Digital Domain Media Group, which comprises several ventures including the Digital Domain vfx studio, filed for an IPO on Monday.
Company’s Monday S-1 filing with the Security & Exchange Commission lays out an ambitious plan for DDMG that includes reducing the importance of the service vfx biz in favor of co-productions where DD would own some profit participation in movies, especially ones on which it does vfx work; the creation of an animation studio, Tradition Studios, in Florida, to make family-friendly comedies; building the 3D content business, which DD entered when it acquired In-Three in 2010; and building up affiliated digital production house Mothership in commercials.
Plans also call for the establishment of a for-profit education business, Digital Domain Institute, which will be affiliated with Florida State U. FSU would award four-year degrees to students who complete the DDI curriculum.
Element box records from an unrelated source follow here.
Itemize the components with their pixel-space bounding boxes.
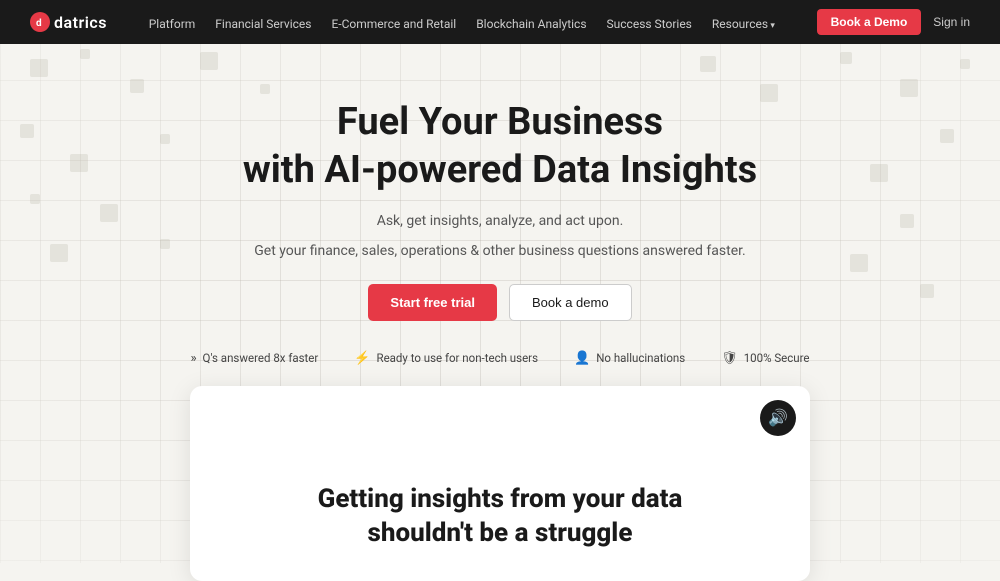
- video-card-text: Getting insights from your data shouldn'…: [318, 483, 683, 551]
- start-trial-button[interactable]: Start free trial: [368, 284, 497, 321]
- nav-item-resources[interactable]: Resources: [712, 13, 775, 32]
- hero-headline: Fuel Your Business with AI-powered Data …: [0, 99, 1000, 194]
- nav-item-success[interactable]: Success Stories: [607, 13, 692, 32]
- badge-secure: 🛡 100% Secure: [721, 351, 809, 366]
- logo[interactable]: d datrics: [30, 12, 107, 32]
- speed-icon: »: [190, 351, 196, 366]
- hero-subtext-1: Ask, get insights, analyze, and act upon…: [0, 210, 1000, 234]
- nav-item-financial[interactable]: Financial Services: [215, 13, 311, 32]
- badge-hallucinations: 👤 No hallucinations: [574, 351, 685, 366]
- hero-headline-line1: Fuel Your Business: [337, 100, 663, 144]
- signin-button[interactable]: Sign in: [933, 15, 970, 29]
- nav-link-success[interactable]: Success Stories: [607, 17, 692, 31]
- hero-subtext-2: Get your finance, sales, operations & ot…: [0, 240, 1000, 264]
- nav-item-ecommerce[interactable]: E-Commerce and Retail: [331, 13, 456, 32]
- badge-nontech: ⚡ Ready to use for non-tech users: [354, 351, 538, 366]
- hallucinations-icon: 👤: [574, 351, 590, 366]
- badge-hallucinations-label: No hallucinations: [596, 351, 685, 365]
- nav-link-financial[interactable]: Financial Services: [215, 17, 311, 31]
- nav-link-platform[interactable]: Platform: [149, 17, 196, 31]
- secure-icon: 🛡: [721, 351, 738, 366]
- nav-link-blockchain[interactable]: Blockchain Analytics: [476, 17, 586, 31]
- badge-speed: » Q's answered 8x faster: [190, 351, 318, 366]
- nav-link-ecommerce[interactable]: E-Commerce and Retail: [331, 17, 456, 31]
- nontech-icon: ⚡: [354, 351, 370, 366]
- book-demo-button[interactable]: Book a Demo: [817, 9, 922, 35]
- book-demo-hero-button[interactable]: Book a demo: [509, 284, 632, 321]
- logo-wordmark: datrics: [54, 13, 107, 32]
- badge-speed-label: Q's answered 8x faster: [203, 351, 319, 365]
- hero-buttons: Start free trial Book a demo: [0, 284, 1000, 321]
- video-card: 🔊 Getting insights from your data should…: [190, 386, 810, 581]
- sound-button[interactable]: 🔊: [760, 400, 796, 436]
- feature-badges: » Q's answered 8x faster ⚡ Ready to use …: [0, 351, 1000, 366]
- nav-right: Book a Demo Sign in: [817, 9, 970, 35]
- svg-text:d: d: [36, 18, 42, 29]
- nav-links: Platform Financial Services E-Commerce a…: [149, 13, 775, 32]
- navbar: d datrics Platform Financial Services E-…: [0, 0, 1000, 44]
- hero-section: Fuel Your Business with AI-powered Data …: [0, 44, 1000, 366]
- hero-headline-line2: with AI-powered Data Insights: [243, 148, 757, 192]
- badge-secure-label: 100% Secure: [744, 351, 810, 365]
- video-card-line2: shouldn't be a struggle: [368, 518, 633, 548]
- logo-icon: d: [30, 12, 50, 32]
- nav-item-platform[interactable]: Platform: [149, 13, 196, 32]
- badge-nontech-label: Ready to use for non-tech users: [376, 351, 538, 365]
- sound-icon: 🔊: [768, 408, 788, 427]
- nav-link-resources[interactable]: Resources: [712, 17, 775, 31]
- video-card-line1: Getting insights from your data: [318, 484, 683, 514]
- nav-item-blockchain[interactable]: Blockchain Analytics: [476, 13, 586, 32]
Filing said DDMG has contracted for $135 million in government stimulus financing, including land grants and $20 million in tax incentives, much of it from the state of Florida and local governments in Florida.
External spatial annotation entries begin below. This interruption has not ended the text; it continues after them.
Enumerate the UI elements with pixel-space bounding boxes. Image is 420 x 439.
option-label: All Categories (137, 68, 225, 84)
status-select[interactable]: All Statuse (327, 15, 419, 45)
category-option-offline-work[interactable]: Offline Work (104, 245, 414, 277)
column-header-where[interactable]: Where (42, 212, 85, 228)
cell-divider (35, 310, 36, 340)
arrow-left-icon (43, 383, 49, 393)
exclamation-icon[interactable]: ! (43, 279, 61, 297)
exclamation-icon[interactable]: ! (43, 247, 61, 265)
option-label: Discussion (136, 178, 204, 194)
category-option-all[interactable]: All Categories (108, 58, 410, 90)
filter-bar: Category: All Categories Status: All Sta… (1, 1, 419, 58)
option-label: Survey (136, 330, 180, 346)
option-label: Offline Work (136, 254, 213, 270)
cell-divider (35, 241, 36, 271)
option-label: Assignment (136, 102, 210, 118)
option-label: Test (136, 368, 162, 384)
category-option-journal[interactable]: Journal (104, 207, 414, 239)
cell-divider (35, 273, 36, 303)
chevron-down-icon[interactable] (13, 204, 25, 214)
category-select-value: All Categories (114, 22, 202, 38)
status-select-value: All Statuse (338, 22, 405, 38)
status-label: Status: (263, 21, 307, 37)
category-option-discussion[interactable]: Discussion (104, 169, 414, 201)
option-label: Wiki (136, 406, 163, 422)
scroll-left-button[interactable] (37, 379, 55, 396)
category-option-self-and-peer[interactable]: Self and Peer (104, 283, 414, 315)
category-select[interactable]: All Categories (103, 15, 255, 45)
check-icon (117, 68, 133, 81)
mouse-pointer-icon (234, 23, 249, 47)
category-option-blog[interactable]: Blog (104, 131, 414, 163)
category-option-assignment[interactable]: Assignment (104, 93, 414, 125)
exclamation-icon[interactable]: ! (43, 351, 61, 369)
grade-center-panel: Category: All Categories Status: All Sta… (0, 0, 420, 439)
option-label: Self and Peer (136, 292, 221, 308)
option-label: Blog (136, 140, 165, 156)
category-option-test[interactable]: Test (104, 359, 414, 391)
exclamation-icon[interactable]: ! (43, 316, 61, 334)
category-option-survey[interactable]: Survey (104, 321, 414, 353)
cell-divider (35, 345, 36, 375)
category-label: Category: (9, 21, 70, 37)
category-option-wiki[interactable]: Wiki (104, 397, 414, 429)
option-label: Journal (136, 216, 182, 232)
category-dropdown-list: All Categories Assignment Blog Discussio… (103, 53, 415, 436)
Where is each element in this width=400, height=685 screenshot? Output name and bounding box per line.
Digital Domain, the visual effects studio headquartered in Venice, Calif., recently took over Imagemovers Digital’s Playa del Rey motion-capture facility. DD also acquired much of the computers and other hardware from Imagemovers Digital’s now-shuttered HQ in Novato, Calif., and will use the hardware for its Florida animation facility, skedded to open later this year.
Filing says DD paid $8.5 million for “property and equipment,” suggesting it acquired the gear at a bargain price.
Digital Domain was formed in 1993 by James Cameron, Stan Winston and Scott Ross. Private investment firm Wyndcrest Holdings acquired the vfx studio in 2006, and Michael Bay took a stake in the company as well. DDMG is the new moniker for the former Wyndcrest DD Florida.
Wyndcrest tried to take DD public in late 2007. The IPO was withdrawn but the SEC filings revealed that DD had not made money in over a decade. This week’s filing also concedes the company has a history of losses but attributes the 2010 loss to startup costs associated with the Florida expansion. It shows $43 million in cash holdings and operating income of $17.1 million from the vfx business.
Besides its Venice HQ and Playa del Rey facility, DD has branches in San Francisco, Vancouver and Port St. Lucie, Fla. Company’s recent credits include “Tron: Legacy,” “X-Men: First Class” and “Real Steel.”